The website says that both the Matrix Computation Toolbox and the Test Matrix Toolbox are distributed under the terms of the GNU General Public License (version 3 of the License, or any later version) as published by the Free Software Foundation. But this doesn't necessarily mean that they are not also distributed under other licenses. Separately, I'm not sure about possible TOMS-related issues.

The Matrix Computation Toolbox is also hosted on Matlab Central where No BSD License is explicitly stated.

macd commented 9 years ago

Ah, well, I haven't looked at that website in awhile. I certainly don't remember that to be the case in 2008-2009 time frame and none of the MATLAB code includes a license. But that is not to say that it wasn't GPL'd then, only I don't remember.

On Tue, Jun 9, 2015 at 8:54 AM, argriffing notifications@github.com wrote:

As it says in the readme, I mostly used version 3.0, which was downloaded from Prof. Higham website. [...] I don't believe there is anything here that is GPL'd however.

The website http://www.maths.manchester.ac.uk/%7Ehigham/mctoolbox/ says that both the Matrix Computation Toolbox and the Test Matrix Toolbox are distributed under the terms of the GNU General Public License http://www.gnu.org/copyleft/gpl.html (version 3 of the License, or any later version) as published by the Free Software Foundation.
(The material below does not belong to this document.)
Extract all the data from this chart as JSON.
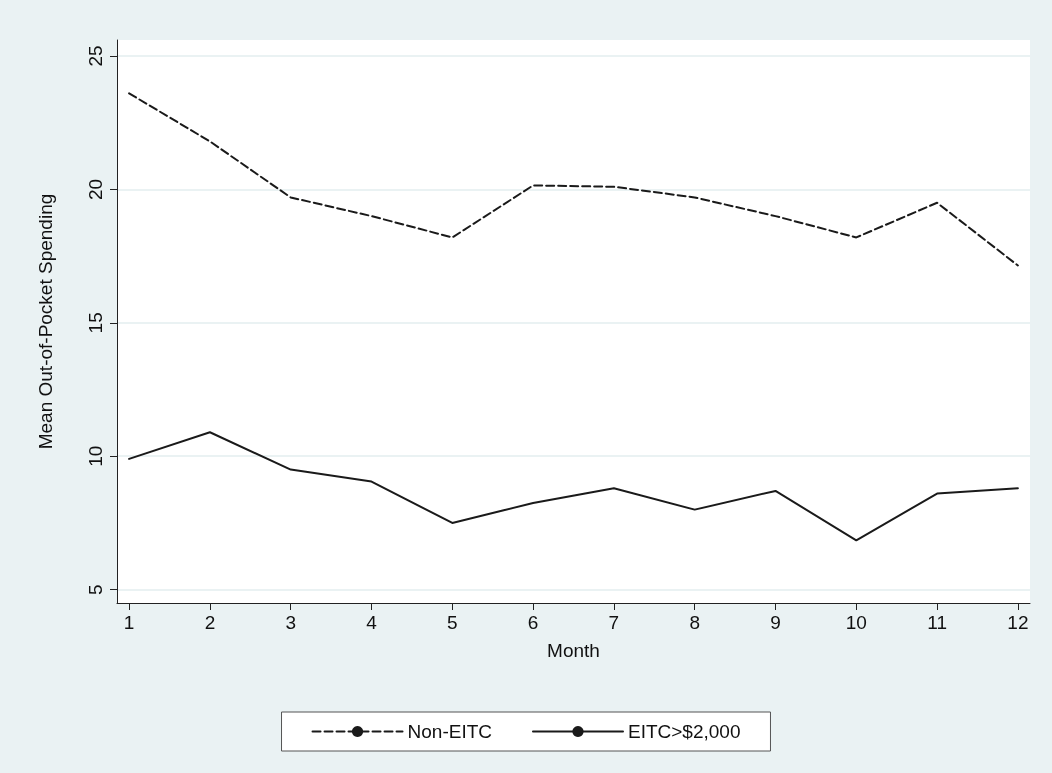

But this doesn't necessarily mean that they are not also distributed under other licenses. Separately, I'm not sure about possible TOMS-related issues.

— Reply to this email directly or view it on GitHub https://github.com/weijianzhang/MatrixDepot.jl/issues/6#issuecomment-110412832 .

weijianzhg commented 9 years ago

Hi @macd,

how is the Julia version licensed exactly? You must have used the old MATLAB implementations from Prof. Higham? You are in Prof. HIgham's research group? I see you have an MIT "expat" license. Anything special done for that licensing?

MatrixDepot is distributed under MIT "expat" license. I did look at Higham's MATLAB implementations of many matrix generators. But the Julia implementations are quite different and I coded the test matrices based on the original papers. Also in Julia, loops are fast and my implementations use loops instead of the vectorized expressions of MATLAB.

Yes, I am in Prof. Nick Higham's research group.

Best wishes,

Weijian

argriffing commented 9 years ago

Guess I'd better start learning Julia. It's from MIT and their media relations team says that everybody's doing it! It has multiple dispatch! Its loops are fast and it solves the two-language problem!